I am currently using the following Reduction function to sum all of the elements in an array with CUDA:
__global__ void reduceSum(int *input, int *input2, int *input3, int *outdata, int size){
extern __shared__ int sdata[];
unsigned int tID = threadIdx.x;
unsigned int i = tID + blockIdx.x * (blockDim.x * 2);
sdata[tID] = input[i] + input[i + blockDim.x];
__syncthreads();
for (unsigned int stride = blockDim.x / 2; stride > 32; stride >>= 1)
{
if (tID < stride)
{
sdata[tID] += sdata[tID + stride];
}
__syncthreads();
}
if (tID < 32){ warpReduce(sdata, tID); }
if (tID == 0)
{
outdata[blockIdx.x] = sdata[0];
}
}
However, as you can see from the function parameters I would like to be able to sum three separate arrays inside the one reduction function. Now obviously a simple way to do this would be to launch the Kernel three times and pass a different array each time, and this would work fine of course. I am only writing this as a test kernel for just now though, the real kernel will end up taking an array of structs, and I will need to perform an addition for the all X, Y and Z values of each struct, which is why I need to sum them all in one kernel.
I have initalized and allocated memory for all three arrays
int test[1000];
std::fill_n(test, 1000, 1);
int *d_test;
int test2[1000];
std::fill_n(test2, 1000, 2);
int *d_test2;
int test3[1000];
std::fill_n(test3, 1000, 3);
int *d_test3;
cudaMalloc((void**)&d_test, 1000 * sizeof(int));
cudaMalloc((void**)&d_test2, 1000 * sizeof(int));
cudaMalloc((void**)&d_test3, 1000 * sizeof(int));
I am unsure what Grid and Block dimensions I should use for this kind of kernel and I am not entirely sure how to modify the reduction loop to place the data as I want it, i.e Output Array:
Block 1 Result|Block 2 Result|Block 3 Result|Block 4 Result|Block 5 Result|Block 6 Result|
Test Array 1 Sums Test Array 2 Sums Test Array 3 Sums
I hope that makes sense. Or is there a better way to have only one reduction function but be able to return the summation of Struct.X, Struct.Y or struct.Z?
Here's the struct:
template <typename T>
struct planet {
T x, y, z;
T vx, vy, vz;
T mass;
};
I need to add up all the vx and store it, all the vy and store it and all the vz and store it.

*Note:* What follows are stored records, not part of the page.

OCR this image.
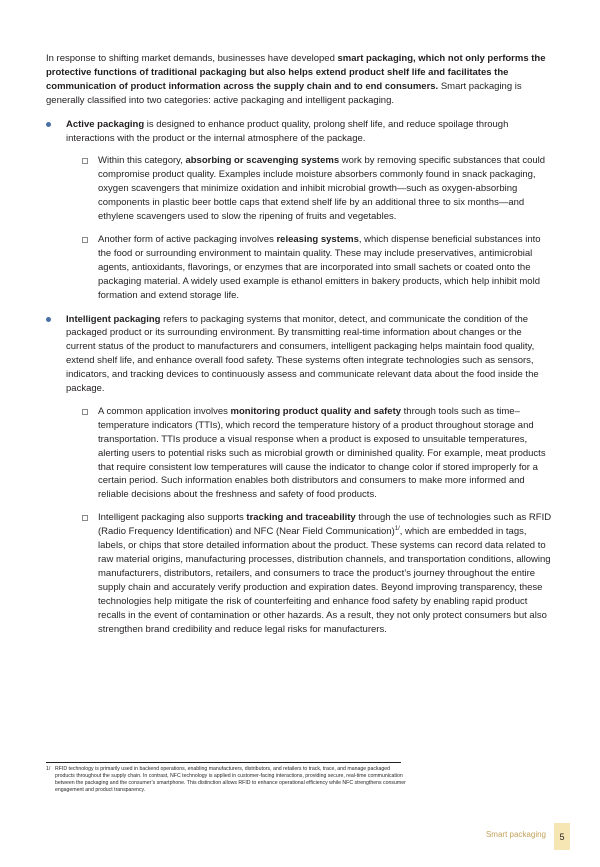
In response to shifting market demands, businesses have developed smart packaging, which not only performs the protective functions of traditional packaging but also helps extend product shelf life and facilitates the communication of product information across the supply chain and to end consumers. Smart packaging is generally classified into two categories: active packaging and intelligent packaging.

Active packaging is designed to enhance product quality, prolong shelf life, and reduce spoilage through interactions with the product or the internal atmosphere of the package.

Within this category, absorbing or scavenging systems work by removing specific substances that could compromise product quality. Examples include moisture absorbers commonly found in snack packaging, oxygen scavengers that minimize oxidation and inhibit microbial growth—such as oxygen-absorbing components in plastic beer bottle caps that extend shelf life by an additional three to six months—and ethylene scavengers used to slow the ripening of fruits and vegetables.

Another form of active packaging involves releasing systems, which dispense beneficial substances into the food or surrounding environment to maintain quality. These may include preservatives, antimicrobial agents, antioxidants, flavorings, or enzymes that are incorporated into small sachets or coated onto the packaging material. A widely used example is ethanol emitters in bakery products, which help inhibit mold formation and extend storage life.

Intelligent packaging refers to packaging systems that monitor, detect, and communicate the condition of the packaged product or its surrounding environment. By transmitting real-time information about changes or the current status of the product to manufacturers and consumers, intelligent packaging helps maintain food quality, extend shelf life, and enhance overall food safety. These systems often integrate technologies such as sensors, indicators, and tracking devices to continuously assess and communicate relevant data about the food inside the package.

A common application involves monitoring product quality and safety through tools such as time–temperature indicators (TTIs), which record the temperature history of a product throughout storage and transportation. TTIs produce a visual response when a product is exposed to unsuitable temperatures, alerting users to potential risks such as microbial growth or diminished quality. For example, meat products that require consistent low temperatures will cause the indicator to change color if stored improperly for a certain period. Such information enables both distributors and consumers to make more informed and reliable decisions about the freshness and safety of food products.

Intelligent packaging also supports tracking and traceability through the use of technologies such as RFID (Radio Frequency Identification) and NFC (Near Field Communication)$^{1/}$, which are embedded in tags, labels, or chips that store detailed information about the product. These systems can record data related to raw material origins, manufacturing processes, distribution channels, and transportation conditions, allowing manufacturers, distributors, retailers, and consumers to trace the product’s journey throughout the entire supply chain and accurately verify production and expiration dates. Beyond improving transparency, these technologies help mitigate the risk of counterfeiting and enhance food safety by enabling rapid product recalls in the event of contamination or other hazards. As a result, they not only protect consumers but also strengthen brand credibility and reduce legal risks for manufacturers.

1/ RFID technology is primarily used in backend operations, enabling manufacturers, distributors, and retailers to track, trace, and manage packaged products throughout the supply chain. In contrast, NFC technology is applied in customer-facing interactions, providing secure, real-time communication between the packaging and the consumer’s smartphone. This distinction allows RFID to enhance operational efficiency while NFC strengthens consumer engagement and product transparency.
Smart packaging	5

struct my_struct { int x,y,z;} data[1000];? The reason this is important is because a reduction operation like this will be limited by memory bandwidth. Therefore, organization of data in memory as well as access pattern is important to understand to achieve highest performance. A good solution will optimize memory access pattern to optimize use of the available memory bandwidth.